The profession of cinematography has lost one of its most respected ambassadors in the death at 93 of Haskell Wexler. Despite (perhaps because of) his privileged background there has been no greater champion of the fight for the welfare of all film workers. Through the effective use of his camera he fought throughout his life against injustice and oppression. His images became his weapon from the unforgettable Bound for Glory to Who Needs Sleep.
Haskell was a great friend of IMAGO. He was no stranger to the principles of solidarity and International co-operation and appreciated and encouraged our objectives. Many members of the Federation will have indelible memories of this wiry man with his baseball cap greeting delegates as they registered for the First International Conference of the ASC at the club house in Los Angeles four years ago. Was that really the great Haskell Wexler filming us hand held? A legend in his own time taking the trouble at ninety years of age to film mere mortals, even as Vilmos Zsigmond looked on in amusement enquiring “when are the foreigners arriving?”. Neither will any of us forget his head to head confrontation with Steven Poster, creeping closer and closer across the table as temper rose between old adversaries.
This was the man who won the last Oscar warded for black and white for «Who’s afraid of Virginia Woolf?»: the man who had fittingly picked up an Oscar in 1970 for “Interviews with Mai Lai Veterans.” The man who had shot films as diverse as «In the Heat of the Night», «American Graffiti», «Brazil»: a report on Torture, and Interview with President Allende, the Swine Flu Caper, Target Nicaragua: Inside a Secret War.
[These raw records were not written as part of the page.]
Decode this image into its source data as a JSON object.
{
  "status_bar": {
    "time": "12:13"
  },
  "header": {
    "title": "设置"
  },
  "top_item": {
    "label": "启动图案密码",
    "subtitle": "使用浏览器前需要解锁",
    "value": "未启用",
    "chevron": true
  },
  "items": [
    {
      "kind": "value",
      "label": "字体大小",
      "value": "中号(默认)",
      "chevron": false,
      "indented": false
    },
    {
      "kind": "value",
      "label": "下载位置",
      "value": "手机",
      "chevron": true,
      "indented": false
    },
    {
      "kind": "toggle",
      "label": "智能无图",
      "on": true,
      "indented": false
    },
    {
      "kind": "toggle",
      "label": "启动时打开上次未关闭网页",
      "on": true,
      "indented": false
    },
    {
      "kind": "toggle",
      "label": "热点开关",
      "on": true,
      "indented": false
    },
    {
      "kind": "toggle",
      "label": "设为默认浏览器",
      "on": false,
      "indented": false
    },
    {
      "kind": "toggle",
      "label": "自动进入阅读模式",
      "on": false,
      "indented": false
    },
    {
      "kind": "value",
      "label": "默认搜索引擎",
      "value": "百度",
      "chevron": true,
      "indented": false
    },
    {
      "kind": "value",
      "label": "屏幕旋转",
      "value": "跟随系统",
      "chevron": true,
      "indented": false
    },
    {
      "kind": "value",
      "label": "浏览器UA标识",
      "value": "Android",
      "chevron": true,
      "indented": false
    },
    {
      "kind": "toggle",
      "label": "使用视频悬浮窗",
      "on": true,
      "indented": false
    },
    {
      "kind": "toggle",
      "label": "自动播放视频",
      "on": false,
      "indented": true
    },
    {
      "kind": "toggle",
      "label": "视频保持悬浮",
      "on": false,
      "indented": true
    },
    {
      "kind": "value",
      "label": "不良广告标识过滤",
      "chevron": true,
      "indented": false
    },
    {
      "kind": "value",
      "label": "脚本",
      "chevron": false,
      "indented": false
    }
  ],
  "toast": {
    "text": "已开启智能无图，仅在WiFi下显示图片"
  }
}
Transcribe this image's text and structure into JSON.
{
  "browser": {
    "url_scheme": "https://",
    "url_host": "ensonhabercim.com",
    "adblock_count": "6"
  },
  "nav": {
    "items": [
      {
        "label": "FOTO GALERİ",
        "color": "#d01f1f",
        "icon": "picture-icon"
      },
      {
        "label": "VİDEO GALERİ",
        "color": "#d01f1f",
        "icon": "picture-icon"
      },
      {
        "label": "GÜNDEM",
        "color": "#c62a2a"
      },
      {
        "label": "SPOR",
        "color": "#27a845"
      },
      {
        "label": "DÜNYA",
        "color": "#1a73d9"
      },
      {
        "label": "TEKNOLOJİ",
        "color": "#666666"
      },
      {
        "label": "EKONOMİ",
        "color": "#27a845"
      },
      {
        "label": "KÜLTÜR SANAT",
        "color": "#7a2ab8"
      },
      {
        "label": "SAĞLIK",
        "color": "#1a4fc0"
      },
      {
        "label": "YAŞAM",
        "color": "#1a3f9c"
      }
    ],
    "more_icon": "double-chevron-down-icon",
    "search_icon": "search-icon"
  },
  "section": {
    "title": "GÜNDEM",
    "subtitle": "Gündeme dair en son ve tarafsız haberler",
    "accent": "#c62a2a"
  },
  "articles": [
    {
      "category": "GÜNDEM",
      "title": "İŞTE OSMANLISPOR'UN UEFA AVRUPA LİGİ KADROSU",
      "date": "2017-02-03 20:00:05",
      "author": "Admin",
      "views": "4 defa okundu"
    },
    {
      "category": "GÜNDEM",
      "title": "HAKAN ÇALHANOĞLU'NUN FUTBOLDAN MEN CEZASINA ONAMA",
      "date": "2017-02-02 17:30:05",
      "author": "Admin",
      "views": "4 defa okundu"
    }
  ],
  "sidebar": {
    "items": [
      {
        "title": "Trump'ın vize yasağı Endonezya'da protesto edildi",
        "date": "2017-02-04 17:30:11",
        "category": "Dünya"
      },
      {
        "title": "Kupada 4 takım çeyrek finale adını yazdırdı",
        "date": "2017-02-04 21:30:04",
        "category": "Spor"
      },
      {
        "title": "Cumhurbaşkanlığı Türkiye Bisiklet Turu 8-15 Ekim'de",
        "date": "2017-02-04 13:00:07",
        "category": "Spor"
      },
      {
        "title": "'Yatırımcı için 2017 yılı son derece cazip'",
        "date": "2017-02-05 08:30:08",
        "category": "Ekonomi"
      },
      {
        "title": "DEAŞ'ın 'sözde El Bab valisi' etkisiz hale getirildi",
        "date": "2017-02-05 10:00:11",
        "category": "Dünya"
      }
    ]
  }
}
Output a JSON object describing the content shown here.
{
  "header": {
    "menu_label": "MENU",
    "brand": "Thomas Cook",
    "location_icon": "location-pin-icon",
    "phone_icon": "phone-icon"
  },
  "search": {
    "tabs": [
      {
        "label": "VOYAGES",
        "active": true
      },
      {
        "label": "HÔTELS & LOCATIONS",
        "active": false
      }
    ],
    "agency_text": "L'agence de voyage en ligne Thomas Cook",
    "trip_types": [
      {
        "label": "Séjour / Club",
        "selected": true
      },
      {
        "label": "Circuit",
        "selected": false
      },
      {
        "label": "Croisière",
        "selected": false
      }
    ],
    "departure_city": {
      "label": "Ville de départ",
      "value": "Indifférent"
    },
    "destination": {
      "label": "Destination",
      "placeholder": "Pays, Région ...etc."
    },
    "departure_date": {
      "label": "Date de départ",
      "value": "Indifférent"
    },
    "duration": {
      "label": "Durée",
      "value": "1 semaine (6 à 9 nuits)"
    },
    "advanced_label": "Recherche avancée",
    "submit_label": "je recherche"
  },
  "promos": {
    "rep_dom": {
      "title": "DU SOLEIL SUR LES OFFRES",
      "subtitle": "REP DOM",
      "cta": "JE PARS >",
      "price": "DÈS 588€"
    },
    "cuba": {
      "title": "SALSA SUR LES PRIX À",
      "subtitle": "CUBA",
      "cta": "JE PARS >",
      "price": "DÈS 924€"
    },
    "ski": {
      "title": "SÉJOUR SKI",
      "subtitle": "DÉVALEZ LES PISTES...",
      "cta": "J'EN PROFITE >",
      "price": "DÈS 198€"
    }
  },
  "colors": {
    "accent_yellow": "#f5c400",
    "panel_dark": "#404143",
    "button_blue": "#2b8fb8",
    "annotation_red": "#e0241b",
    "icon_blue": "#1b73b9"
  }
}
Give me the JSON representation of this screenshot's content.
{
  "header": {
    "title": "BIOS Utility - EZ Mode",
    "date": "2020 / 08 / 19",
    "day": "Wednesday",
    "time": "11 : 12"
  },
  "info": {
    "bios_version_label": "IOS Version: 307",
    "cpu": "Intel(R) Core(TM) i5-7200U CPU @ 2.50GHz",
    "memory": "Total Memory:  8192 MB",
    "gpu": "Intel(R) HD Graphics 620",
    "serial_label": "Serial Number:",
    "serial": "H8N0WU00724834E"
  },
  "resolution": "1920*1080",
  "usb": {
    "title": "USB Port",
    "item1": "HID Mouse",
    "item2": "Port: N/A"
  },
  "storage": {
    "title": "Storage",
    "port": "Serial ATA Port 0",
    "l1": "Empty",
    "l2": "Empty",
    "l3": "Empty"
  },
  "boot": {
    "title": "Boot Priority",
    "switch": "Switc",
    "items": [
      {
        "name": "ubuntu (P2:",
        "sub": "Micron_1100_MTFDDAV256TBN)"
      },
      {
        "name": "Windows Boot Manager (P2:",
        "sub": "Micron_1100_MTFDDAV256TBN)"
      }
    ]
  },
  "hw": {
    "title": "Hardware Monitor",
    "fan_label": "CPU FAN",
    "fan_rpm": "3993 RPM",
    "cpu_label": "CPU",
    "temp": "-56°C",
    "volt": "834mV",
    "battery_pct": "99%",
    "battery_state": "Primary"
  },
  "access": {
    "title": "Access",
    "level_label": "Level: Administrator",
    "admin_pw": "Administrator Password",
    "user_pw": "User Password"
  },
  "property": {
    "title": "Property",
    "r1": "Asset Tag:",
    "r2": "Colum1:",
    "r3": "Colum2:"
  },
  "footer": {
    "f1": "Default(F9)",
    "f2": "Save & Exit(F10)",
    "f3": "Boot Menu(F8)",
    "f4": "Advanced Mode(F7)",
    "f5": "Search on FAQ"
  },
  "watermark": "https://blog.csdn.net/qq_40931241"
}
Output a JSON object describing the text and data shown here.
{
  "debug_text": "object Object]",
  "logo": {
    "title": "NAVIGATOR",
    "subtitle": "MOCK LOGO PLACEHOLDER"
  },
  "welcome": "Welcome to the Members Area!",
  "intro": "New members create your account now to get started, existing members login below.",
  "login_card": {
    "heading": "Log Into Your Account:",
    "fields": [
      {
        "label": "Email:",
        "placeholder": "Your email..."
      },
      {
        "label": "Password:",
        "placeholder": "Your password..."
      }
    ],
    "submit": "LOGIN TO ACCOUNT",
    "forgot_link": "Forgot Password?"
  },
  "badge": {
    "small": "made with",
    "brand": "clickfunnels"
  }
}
He epitomised the soul of America. Generous and selfless he honoured IMAGO by giving Master Classes in Denmark and appearances at Camerimage. When permission was asked to show «Who Needs Sleep» he without hesitation gave IMAGO the rights to show any of his films. He was an inspiration, for whose life all of us can be thankful.
Many will be saying:
“Goodbye, dear Haskell, it was our privilege to have known and loved you.”
Our sympathy to his wife Rita, who accompanied him on his visits to Europe, his daughter Kathy and his sons Mark and Jeff.